For the Ecuadorians' legal team, the move shows that Chevron does not believe its own claim of having been damaged by the Ecuador lawsuit. “Chevron has shown over and over that its only legal strategy is to outspend everyone and continue to run from the law for another twenty years,” Washington, D.C.-based attorney Chris Gowen, who is advising the Ecuadorians and their U.S. lawyer, told CSRWire. “When a litigant tries to avoid a jury, you can be certain that litigant knows it has no case.”

“This suggest a collapse of confidence in the Chevron camp,” added Gowen.

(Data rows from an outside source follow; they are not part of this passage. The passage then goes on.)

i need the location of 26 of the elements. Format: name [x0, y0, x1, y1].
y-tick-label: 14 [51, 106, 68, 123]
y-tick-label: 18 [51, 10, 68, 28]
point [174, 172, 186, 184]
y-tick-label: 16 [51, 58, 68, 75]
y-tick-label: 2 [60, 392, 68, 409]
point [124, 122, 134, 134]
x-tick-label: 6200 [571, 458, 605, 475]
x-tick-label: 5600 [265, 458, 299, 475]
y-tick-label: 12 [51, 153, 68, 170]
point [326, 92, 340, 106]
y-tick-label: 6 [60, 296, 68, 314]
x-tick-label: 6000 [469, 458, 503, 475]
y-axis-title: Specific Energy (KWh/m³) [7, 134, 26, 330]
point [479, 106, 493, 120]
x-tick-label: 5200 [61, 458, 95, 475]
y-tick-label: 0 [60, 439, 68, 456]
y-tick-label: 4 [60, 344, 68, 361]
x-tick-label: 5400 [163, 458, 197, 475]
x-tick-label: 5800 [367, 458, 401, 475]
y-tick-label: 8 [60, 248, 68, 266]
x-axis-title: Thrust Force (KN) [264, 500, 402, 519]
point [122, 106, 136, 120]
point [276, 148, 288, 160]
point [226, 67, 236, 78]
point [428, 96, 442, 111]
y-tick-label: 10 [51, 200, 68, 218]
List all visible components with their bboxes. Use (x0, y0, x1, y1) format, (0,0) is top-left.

The legal saga began in 1993, when New York attorney Steven Donziger filed a lawsuit on behalf of Ecuador against U.S. oil company Texaco, which later merged with Chevron in 2001. The suit was asking for $19 billion in compensation from the oil company, for allegedly polluting Lago Agrio, in the Ecuadorian Amazon, harming thousands of indigenous villagers and making their surroundings unlivable.

The plaintiffs brought the case to courts in Ecuador and the United States, arguing that Texaco's practices violated laws in both countries. Both times, the courts sided with the Ecuadorians. Chevron then filed a RICO (Racketeer Influenced and Corrupt Organizations Act) in 2011 against the Amazon Defense Front, fighting back hard by invoking the law that the U.S. government frequently uses in Mafia prosecutions. Chevron argued that the plaintiffs had won the $19 billion judgment fraudulently, through extortion, mail fraud, wire fraud, and witness tampering. The company was asking for $60 billion in compensation.

Judge Kaplan had sided with Chevron all along, consistently making disparaging remarks about Ecuador’s judicial system. Donziger, the Amazon Defense Front's lawyer, filed counterclaims pointing the finger at Chevron, saying that the company was using the RICO lawsuit as a distraction from its environmental crimes.

“For three years, Chevron has used its RICO suit largely for public relations purposes to falsely taint the Ecuador case and my personal reputation,” said the lawyer. “When it comes time to put their allegations to the test, Chevron chickens out and runs into the arms of its favorite judge for protection.

Kaplan is currently the subject of a petition by the Ecuadorians for recusal and will appear in late September before a three-judge appellate panel in Manhattan, which might affect the scheduled trial date for Chevron on October 15.